Bupati Aceh Singkil, H. Safriadi Oyon, SH., yang bertindak sebagai Inspektur Upacara pada peringatan HUT RI ke-80 di Aceh Singkil, langsung menuju Rutan Kelas IIB Aceh Singkil setelah upacara selesai. Kehadiran Bupati bersama jajaran Forkopimda, SKPK, Camat, dan tamu undangan lainnya menunjukkan perhatian serius pemerintah daerah terhadap kondisi dan pembinaan di Rutan.

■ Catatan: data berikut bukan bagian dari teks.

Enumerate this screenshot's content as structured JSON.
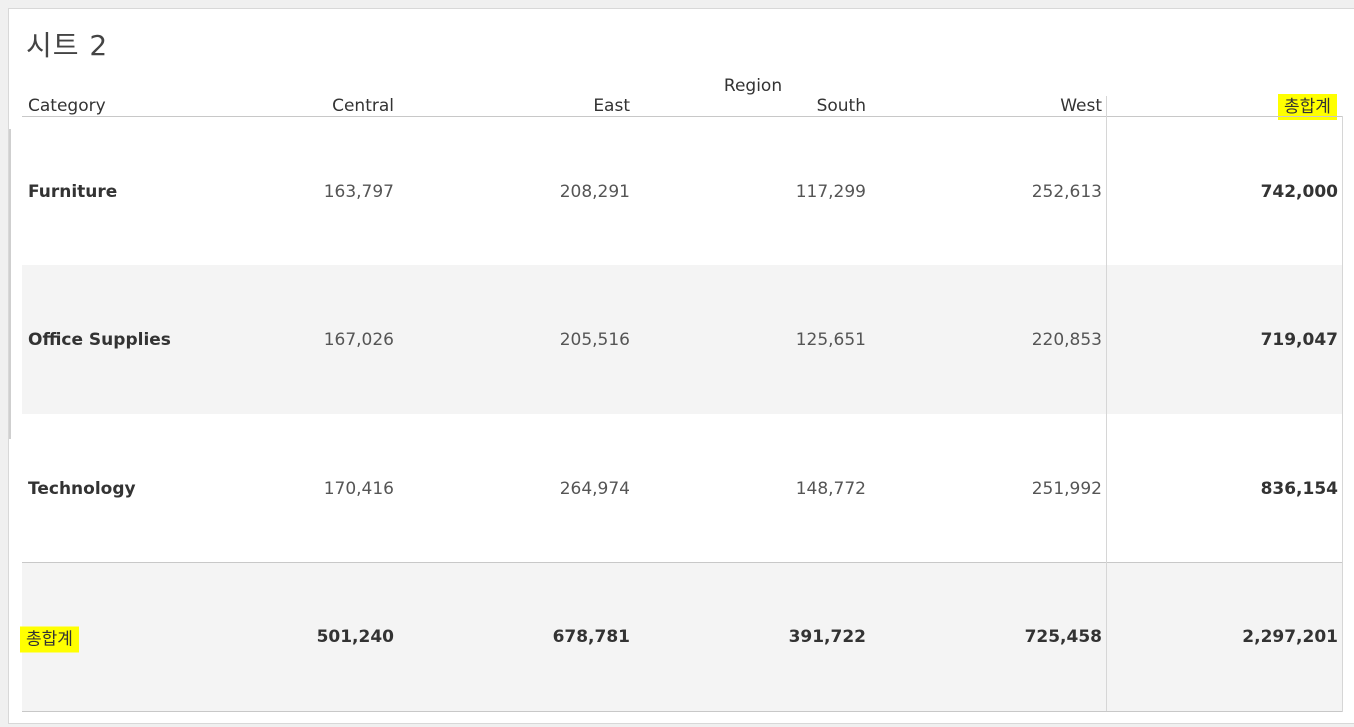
{
  "sheet": {
    "title": "시트 2"
  },
  "table": {
    "column_group_label": "Region",
    "row_header": "Category",
    "columns": [
      "Central",
      "East",
      "South",
      "West"
    ],
    "grand_total_label": "총합계",
    "rows": [
      {
        "category": "Furniture",
        "values": [
          "163,797",
          "208,291",
          "117,299",
          "252,613"
        ],
        "total": "742,000"
      },
      {
        "category": "Office Supplies",
        "values": [
          "167,026",
          "205,516",
          "125,651",
          "220,853"
        ],
        "total": "719,047"
      },
      {
        "category": "Technology",
        "values": [
          "170,416",
          "264,974",
          "148,772",
          "251,992"
        ],
        "total": "836,154"
      }
    ],
    "totals_row": {
      "label": "총합계",
      "values": [
        "501,240",
        "678,781",
        "391,722",
        "725,458"
      ],
      "total": "2,297,201"
    }
  },
  "colors": {
    "highlight": "#ffff00",
    "shade": "#f4f4f4"
  }
}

Dalam sambutannya, Kepala Rutan Kelas IIB Aceh Singkil, Ari Kurniawan, A.Md.,IP.SH., menyampaikan rasa terima kasih atas kehadiran para tamu undangan. Ia kemudian memaparkan kondisi aktual Rutan yang tengah mengalami overkapasitas signifikan. “Dari data yang tercatat, kapasitas ideal Rutan hanya mampu menampung 52 orang. Namun, jumlah penghuni saat ini mencapai 217 orang,” ungkap Ari Kurniawan. Angka ini mencerminkan kelebihan kapasitas lebih dari empat kali lipat dari daya tampung seharusnya.
Rincian penghuni Rutan Kelas IIB Aceh Singkil adalah sebagai berikut:
Tahanan: 49 orang (2 perempuan, 47 laki-laki)
Sedangkan Narapidana: 168 orang (5 perempuan, 163 laki-laki)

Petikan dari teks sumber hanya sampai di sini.